Kok-Chor Tan believes Rawls is selling out in making these concessions. His key argument is significant. He rejects the idea that liberals should tolerate non-liberal understandings of distributive justice, as toleration is only a value inasmuch as it serves the cause of autonomy. Given that autonomy is undermined by social or economic inequality, liberals should therefore opt not for tolerance but for egalitarian redistribution:
For the comprehensive liberal, on the other hand, the toleration principle is derived from the more fundamental liberal commitment to individual autonomy, and inasmuch as autonomy is a posteriori underminable by social or economic inequalities, he or she will insist on some principle of distributive justice, disagreements over the content of this notwithstanding.
That might seem drily academic, but it is significant in a number of ways. First, it helps to explain why liberals are so committed to the principle of equality. If you believe that the highest good is autonomy, then it will seem unjust if some people have more resources (money, power, status) to exercise autonomy than others. So you might well then be committed to "distributive justice" (taking resources from some people to give them to others).
But there is no stopping the logic of this principle. Consider what it leads to when it comes to foreign aid. Rawls believes that wealthier nations have a humanitarian duty to use some of their resources to assist poorer nations. Kok-Chor Tan is strongly opposed to this view. He believes that the resources of wealthier nations belong to the poorer nations as a matter of justice and therefore as a right:
it makes an immense difference whether wealth redistribution between countries is conceived as a matter of humanity or justice...treating duties between countries as a matter of justice...reminds us that the crucial issue is ultimately that of rightful ownership rather than that of humanitarian contribution.
He quotes another liberal (Barry) to underline this point:
...if some share of resources is justly owed to a country, then it is (even before it has been actually transferred) as much that country's as it is now normally thought that what a country normally produces belongs to that country.
Kok-Chor Tan is serious about this. He argues that even though this is a liberal principle, the non-liberal countries are likely to accept it, as most of them are non-Western nations who would benefit materially:
Accordingly, because non-liberal societies tend to be in reality the less well-off societies compared to liberal ones, they stand to gain from an egalitarian global theory and therefore...will readily endorse this ideal.
And the Western nations?

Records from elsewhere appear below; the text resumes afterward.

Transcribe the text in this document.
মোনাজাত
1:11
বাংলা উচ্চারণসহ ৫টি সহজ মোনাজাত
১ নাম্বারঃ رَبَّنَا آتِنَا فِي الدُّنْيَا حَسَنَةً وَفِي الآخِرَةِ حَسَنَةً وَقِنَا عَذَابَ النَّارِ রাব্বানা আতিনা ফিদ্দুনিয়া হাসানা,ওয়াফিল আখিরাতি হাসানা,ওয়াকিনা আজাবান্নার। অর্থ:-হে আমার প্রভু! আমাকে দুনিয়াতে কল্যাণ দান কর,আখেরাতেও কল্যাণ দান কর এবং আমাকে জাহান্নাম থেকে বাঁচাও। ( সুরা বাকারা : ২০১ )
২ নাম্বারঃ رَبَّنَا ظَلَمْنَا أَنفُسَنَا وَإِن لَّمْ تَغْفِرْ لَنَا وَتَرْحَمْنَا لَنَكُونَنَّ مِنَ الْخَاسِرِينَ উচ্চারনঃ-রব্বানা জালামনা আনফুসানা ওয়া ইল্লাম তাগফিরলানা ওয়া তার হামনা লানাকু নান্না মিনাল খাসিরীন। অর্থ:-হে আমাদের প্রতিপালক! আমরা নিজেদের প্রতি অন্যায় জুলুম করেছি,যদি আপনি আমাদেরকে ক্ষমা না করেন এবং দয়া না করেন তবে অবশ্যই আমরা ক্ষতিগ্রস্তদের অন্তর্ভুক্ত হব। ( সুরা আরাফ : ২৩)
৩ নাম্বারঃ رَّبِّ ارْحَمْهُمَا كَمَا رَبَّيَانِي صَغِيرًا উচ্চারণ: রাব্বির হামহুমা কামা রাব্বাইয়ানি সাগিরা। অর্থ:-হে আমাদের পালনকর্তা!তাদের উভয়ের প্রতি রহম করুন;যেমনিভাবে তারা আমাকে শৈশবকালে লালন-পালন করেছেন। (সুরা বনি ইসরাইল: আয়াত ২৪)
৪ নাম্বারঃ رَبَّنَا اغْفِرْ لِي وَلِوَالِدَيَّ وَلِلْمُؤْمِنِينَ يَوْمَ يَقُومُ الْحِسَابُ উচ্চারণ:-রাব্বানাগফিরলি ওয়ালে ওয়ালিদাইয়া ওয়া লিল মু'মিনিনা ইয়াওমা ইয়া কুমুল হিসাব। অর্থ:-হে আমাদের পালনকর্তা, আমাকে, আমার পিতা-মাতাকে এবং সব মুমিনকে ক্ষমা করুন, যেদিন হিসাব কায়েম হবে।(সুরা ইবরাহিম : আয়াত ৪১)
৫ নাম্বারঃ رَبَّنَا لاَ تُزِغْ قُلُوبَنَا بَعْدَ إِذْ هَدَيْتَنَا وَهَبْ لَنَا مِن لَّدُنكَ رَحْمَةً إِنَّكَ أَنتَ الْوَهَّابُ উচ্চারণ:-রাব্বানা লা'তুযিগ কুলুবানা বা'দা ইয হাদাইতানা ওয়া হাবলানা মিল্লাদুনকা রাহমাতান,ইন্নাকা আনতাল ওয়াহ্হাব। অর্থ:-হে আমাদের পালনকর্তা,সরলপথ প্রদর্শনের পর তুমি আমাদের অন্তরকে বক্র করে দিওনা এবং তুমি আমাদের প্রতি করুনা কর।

Kok-Chor Tan believes that they will have the intellectual compensation of seeing their beloved liberal ideology put in place globally. Liberal states, he writes,
are to accept global institutional arrangements that will call on them to transfer resources, which they have taken for granted as rightfully theirs, to less endowed countries.
...liberal states sacrifice some of their GNP, but get a global system of rights consistent with their moral philosophy.

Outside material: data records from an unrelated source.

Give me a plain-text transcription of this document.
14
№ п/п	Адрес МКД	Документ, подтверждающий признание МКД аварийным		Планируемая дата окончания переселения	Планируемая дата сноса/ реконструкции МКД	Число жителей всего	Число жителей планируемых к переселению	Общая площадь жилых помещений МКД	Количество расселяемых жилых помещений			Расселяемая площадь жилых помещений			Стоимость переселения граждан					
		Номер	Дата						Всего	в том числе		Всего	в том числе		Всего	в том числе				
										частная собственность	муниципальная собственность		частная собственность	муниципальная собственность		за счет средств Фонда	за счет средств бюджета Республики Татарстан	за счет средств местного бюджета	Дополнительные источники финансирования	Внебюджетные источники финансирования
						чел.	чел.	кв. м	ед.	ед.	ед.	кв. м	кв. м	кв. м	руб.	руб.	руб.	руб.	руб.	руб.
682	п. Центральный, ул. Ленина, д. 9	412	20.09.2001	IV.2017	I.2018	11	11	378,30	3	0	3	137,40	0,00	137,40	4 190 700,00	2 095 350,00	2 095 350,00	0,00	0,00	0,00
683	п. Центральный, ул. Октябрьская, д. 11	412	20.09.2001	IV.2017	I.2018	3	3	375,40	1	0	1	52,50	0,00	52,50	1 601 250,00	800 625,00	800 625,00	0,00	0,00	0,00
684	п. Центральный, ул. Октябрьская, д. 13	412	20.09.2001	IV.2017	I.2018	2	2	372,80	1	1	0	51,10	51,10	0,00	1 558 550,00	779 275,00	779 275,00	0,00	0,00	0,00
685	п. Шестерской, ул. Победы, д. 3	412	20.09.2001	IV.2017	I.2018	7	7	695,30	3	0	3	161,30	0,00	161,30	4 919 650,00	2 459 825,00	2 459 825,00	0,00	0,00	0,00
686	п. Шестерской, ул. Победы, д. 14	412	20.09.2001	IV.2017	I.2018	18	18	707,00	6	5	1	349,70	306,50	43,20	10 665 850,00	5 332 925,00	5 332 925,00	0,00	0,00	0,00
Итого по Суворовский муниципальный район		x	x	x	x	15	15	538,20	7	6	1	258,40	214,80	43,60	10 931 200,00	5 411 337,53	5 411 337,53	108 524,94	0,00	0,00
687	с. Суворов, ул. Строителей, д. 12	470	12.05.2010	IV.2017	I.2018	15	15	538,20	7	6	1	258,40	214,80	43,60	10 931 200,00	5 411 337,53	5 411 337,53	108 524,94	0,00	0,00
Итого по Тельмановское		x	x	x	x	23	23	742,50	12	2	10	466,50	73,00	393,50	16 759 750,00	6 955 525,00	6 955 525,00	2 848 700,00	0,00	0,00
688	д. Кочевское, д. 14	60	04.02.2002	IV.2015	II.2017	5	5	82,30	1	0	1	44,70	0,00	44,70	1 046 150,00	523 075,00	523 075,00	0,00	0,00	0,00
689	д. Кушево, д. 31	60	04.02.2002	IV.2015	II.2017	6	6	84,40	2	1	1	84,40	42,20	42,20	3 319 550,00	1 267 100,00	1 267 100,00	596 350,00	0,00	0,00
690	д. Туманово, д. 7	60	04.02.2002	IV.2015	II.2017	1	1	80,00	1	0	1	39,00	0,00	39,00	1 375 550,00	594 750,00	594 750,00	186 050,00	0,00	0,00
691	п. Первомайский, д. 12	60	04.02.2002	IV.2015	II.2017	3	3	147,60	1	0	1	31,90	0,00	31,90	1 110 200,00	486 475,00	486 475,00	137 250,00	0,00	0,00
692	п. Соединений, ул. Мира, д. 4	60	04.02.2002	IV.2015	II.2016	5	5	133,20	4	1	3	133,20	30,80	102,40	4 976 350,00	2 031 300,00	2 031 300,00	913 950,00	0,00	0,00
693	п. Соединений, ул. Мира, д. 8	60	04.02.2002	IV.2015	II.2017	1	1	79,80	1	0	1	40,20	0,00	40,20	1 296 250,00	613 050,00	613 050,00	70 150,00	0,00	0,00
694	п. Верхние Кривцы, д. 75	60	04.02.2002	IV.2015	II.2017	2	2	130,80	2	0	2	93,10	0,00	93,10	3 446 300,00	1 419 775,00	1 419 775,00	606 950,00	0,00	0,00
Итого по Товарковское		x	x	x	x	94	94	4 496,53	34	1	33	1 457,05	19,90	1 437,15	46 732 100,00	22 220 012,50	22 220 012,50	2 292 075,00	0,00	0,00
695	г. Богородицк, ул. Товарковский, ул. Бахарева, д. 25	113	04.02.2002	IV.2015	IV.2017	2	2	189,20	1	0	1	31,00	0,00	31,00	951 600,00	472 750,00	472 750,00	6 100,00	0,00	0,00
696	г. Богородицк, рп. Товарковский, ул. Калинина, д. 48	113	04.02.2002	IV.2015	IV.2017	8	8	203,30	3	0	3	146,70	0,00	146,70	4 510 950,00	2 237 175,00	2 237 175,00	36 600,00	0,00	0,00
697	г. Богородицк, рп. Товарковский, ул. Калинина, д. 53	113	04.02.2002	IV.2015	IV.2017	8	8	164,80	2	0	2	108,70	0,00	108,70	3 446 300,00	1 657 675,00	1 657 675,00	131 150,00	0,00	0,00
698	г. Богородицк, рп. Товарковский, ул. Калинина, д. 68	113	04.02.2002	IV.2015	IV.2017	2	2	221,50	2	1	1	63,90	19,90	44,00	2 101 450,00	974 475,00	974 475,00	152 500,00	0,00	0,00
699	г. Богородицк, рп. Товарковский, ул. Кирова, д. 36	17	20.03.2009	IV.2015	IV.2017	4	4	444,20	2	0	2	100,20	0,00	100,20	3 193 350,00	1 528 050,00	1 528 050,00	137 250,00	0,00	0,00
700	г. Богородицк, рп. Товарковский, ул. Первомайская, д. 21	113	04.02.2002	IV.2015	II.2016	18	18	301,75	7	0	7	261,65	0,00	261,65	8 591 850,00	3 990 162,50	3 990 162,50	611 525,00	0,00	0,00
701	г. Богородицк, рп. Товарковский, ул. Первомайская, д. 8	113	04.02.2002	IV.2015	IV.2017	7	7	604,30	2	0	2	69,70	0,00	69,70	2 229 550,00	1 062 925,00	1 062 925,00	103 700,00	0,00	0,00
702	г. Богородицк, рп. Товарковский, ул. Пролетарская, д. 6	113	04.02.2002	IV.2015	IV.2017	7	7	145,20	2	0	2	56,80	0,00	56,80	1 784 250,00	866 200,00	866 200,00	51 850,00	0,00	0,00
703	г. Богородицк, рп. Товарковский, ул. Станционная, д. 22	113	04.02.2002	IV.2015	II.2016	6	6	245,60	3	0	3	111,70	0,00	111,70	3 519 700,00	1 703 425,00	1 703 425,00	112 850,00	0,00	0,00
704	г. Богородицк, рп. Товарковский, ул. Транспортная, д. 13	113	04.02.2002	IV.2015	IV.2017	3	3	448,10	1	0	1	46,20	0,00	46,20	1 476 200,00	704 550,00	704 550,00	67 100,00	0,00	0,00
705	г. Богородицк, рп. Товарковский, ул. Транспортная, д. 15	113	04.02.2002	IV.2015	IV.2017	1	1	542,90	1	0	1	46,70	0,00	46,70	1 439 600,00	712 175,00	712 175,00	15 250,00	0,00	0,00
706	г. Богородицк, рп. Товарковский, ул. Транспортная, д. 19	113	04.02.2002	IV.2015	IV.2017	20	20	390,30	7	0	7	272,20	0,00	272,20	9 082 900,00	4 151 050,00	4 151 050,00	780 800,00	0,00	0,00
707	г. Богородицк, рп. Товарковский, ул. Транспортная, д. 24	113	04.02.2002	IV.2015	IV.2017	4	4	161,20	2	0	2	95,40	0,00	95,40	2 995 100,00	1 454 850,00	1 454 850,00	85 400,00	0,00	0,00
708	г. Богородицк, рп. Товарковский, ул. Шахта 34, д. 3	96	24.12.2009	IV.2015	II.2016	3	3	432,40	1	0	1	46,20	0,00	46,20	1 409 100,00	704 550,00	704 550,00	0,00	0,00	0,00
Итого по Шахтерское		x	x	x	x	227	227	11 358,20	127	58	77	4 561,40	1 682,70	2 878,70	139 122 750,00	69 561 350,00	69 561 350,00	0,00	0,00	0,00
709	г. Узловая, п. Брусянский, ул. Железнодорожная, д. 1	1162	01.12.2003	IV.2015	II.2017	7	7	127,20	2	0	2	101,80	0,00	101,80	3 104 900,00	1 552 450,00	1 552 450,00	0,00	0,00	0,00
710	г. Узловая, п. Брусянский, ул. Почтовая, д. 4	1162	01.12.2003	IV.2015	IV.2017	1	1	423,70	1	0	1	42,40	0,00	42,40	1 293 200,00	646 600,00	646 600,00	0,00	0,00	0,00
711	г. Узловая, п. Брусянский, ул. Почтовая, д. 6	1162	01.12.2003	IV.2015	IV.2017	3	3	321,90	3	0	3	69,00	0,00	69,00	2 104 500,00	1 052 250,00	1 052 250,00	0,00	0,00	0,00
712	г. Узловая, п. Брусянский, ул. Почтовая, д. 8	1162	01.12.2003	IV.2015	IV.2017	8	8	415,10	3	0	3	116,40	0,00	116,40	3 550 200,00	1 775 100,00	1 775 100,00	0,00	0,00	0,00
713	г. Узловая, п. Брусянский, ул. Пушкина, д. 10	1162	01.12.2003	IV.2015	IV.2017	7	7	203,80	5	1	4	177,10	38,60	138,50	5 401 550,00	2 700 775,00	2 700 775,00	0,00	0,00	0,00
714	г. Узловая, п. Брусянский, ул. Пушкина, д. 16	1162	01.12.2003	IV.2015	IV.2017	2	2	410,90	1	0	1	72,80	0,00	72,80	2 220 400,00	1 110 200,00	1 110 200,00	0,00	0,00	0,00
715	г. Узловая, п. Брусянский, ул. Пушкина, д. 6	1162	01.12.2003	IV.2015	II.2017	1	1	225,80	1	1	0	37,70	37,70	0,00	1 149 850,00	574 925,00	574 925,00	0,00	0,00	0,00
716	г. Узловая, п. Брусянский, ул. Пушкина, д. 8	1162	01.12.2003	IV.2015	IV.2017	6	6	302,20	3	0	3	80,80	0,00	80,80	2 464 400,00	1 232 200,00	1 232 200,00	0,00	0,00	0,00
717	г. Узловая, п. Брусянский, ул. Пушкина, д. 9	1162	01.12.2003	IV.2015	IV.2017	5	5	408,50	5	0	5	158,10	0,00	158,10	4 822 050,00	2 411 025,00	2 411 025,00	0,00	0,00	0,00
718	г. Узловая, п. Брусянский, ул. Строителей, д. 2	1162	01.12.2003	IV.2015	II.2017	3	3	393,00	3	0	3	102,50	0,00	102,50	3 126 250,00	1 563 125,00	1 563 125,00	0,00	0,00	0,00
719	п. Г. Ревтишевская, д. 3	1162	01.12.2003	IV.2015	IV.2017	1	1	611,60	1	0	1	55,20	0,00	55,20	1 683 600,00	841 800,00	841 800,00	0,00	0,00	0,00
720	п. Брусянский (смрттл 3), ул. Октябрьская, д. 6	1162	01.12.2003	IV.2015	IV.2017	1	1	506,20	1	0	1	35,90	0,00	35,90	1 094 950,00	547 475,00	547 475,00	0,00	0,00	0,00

These proposals would have a particularly deep effect on Australia. One of the specific suggestions made by the comprehensive liberals is this:
Pogge, for instance, proposes a global resources tax (GRT) that will tax better endowed countries for extracting natural resources in their own countries.
Another idea is that there should be "technology transfers": that technology produced in one country belongs by right to a less well-endowed country.
All of this goes to show that there is always a more radical liberalism. There will always be those who want to implement the theory more consistently.
It's not difficult to see how Kok-Chor Tan's own version of liberalism could be trumped. If the moral course of action really is to level social and economic conditions between individuals, so that no-one is privileged in their autonomy; and if this means that the resources of one individual belong by right to someone less well-endowed; then why bother at all with property rights?
Why should the guy up the road end up with more money because his dad worked hard and left him and his family a big inheritance? Under Kok-Chor Tan's approach, part of that inheritance belongs by right to me as a matter of justice. I have a claim to it, even though neither I nor anyone in my family did anything to produce that wealth.
I would much rather live in a society with a degree of inequality, but in which people were able to set about producing wealth for themselves, their own families and their own communities, rather than one which insisted on redistribution as a right.
It's true that absolute poverty in some countries is a serious issue to be tackled, and one which unduly diminishes the quality of life for those experiencing it, but that needs to be addressed by carefully targeting aid (so as not to make things worse) rather than handing resources over as a right to be used for whatever purposes, useful or not, the rulers of that society have for it.